Sulla carta questo dovrebbe assicurare la sconfitta di un Partito repubblicano in terminale crisi di indentità, eppure allo stesso tempo non c’è nulla di certo in questo panorama di riallineamento delle constituencies della politica americana che esacerba le fratture razziali, di genere ed economiche e in cui si presenta il conto politico di una speculazione finanziaria sulla pelle dei lavoratori. Molte strategie elettorali sono insomma spiazzate da un patto sociale profondamente incrinato per cui i candidati annaspano ad assemblare una coalizione che spiani la strada del potere.

In campo democratico, il candidato che nominalmente più rappresenta la continuità dell’era Obama, Hillary Clinton, con il voto di ieri ha concluso una settimana che ha evidenziato alcune debolezze strutturali legate alla sua lunga carriera di insider. Ai funerali di Nancy Reagan (con la quale per molti versi è stato simbolicamente sepolto l’arco trentennale del reaganismo) l’ex first lady si è fatta immortalare in un affettuoso abbraccio con George Bush. Un incontro fra vecchi avversari e conoscenti ma anche un’immagine che sotto elezioni vale mille parole – nessuna lusinghiera, particolarmente fra quei millennial già più disposti a votare per Sanders. Poi, ancora più incautamente Hillary ha elogiato il lavoro di Nancy Reagan «nel combattere l’Aids» alienando il mondo gay e tutti coloro che ricordano lo scandaloso silenzio e tossico moralismo dei Reagan all’epoca dell’epidemia. Pur dopo le scuse per la gaffe, questi episodi hanno rafforzato l’impressionedi una figura politica datata e «di sistema», particolarmente vulnerabile nell’anno di generalizzata insofferenza contro i massimi sistemi della politica.

 

bushhillary

 

Il bagaglio di esperienza di Hillary potrebbe insomma facilmente tramutarsi in fardello agli occhi di un elettorato affamato di nuovo, particolarmente nella sinistra, a disagio con le sue posizioni più militariste e filoisraeliane.
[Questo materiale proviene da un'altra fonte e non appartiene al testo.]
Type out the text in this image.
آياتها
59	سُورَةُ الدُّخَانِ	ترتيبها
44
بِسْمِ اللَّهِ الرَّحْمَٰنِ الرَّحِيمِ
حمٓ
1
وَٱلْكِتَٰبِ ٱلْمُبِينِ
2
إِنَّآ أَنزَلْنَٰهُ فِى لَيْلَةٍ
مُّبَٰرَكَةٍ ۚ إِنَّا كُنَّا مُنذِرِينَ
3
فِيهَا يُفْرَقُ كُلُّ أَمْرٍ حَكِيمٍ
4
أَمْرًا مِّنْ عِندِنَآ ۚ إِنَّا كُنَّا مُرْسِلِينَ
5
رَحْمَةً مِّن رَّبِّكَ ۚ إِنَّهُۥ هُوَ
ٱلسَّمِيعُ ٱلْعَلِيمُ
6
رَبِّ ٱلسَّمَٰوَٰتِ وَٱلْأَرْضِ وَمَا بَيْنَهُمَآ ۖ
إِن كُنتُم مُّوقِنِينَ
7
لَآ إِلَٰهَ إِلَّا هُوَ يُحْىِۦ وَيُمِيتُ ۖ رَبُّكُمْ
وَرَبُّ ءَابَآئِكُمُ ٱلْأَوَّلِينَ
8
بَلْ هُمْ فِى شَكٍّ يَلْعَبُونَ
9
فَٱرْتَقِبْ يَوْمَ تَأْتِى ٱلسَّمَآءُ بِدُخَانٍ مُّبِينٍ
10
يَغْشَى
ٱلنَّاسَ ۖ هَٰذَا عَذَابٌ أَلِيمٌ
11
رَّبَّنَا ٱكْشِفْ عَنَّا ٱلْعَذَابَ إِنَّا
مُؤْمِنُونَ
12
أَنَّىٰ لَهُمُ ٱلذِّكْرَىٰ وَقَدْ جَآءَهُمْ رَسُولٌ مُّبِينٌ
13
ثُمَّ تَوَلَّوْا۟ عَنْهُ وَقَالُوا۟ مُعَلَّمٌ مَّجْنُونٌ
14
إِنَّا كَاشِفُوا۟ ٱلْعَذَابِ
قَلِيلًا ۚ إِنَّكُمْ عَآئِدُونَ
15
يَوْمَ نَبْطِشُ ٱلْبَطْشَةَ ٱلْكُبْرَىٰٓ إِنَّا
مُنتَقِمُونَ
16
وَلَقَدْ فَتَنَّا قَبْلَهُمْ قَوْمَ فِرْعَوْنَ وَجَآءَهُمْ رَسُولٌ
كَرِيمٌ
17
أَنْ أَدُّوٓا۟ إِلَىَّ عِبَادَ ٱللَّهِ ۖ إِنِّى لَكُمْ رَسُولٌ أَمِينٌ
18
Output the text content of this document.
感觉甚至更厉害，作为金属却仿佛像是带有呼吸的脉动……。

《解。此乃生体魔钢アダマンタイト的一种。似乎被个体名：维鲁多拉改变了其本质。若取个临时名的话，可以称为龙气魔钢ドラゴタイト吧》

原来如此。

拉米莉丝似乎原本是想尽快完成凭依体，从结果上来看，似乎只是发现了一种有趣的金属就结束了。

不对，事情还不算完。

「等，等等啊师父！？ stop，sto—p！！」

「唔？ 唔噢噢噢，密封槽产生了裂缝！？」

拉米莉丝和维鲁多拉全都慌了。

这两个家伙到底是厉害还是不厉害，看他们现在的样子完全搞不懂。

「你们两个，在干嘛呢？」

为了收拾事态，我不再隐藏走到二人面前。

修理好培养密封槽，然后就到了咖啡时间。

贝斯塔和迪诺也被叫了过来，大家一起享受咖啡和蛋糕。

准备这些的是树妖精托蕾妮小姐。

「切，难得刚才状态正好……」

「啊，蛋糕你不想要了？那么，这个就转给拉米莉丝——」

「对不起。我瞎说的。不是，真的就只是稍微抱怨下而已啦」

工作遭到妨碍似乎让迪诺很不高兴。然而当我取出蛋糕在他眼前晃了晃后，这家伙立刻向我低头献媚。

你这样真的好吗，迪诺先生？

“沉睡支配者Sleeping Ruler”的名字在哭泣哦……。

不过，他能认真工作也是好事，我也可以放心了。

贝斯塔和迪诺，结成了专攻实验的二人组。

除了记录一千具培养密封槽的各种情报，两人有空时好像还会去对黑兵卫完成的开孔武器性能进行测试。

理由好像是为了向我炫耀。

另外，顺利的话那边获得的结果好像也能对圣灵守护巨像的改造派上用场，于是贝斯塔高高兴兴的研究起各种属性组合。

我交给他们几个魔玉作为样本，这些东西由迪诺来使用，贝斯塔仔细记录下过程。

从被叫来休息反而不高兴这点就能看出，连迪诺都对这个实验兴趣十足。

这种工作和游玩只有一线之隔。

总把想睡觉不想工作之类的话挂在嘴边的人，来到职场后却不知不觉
Gli scheletri nell’armadio di Hillary potrebbero costargli caro, ma Sanders potrebbe non esserne immune. Lo si è capito con il primo attacco a mezzo stampa concertato contro di lui con una serie di articoli che hanno ripreso le sue dichiarazioni «a favore di dittature totalitarie». Diversi siti e giornali hanno parlato del «lato oscuro» del suo socialismo rivisitando la militanza pro-sandinista di cui Sanders è stato protagonista negli anni ’80 quando era uno degli esponenti più agguerriti contro le sporche guerre di Reagan in Centro America. È seguita una prevediile ondata di sdegno virtuoso e una corsa a distanziarsi dalle posizioni «vetero internazionaliste» del candidato, ancora anatema per una fetta consistente del paese.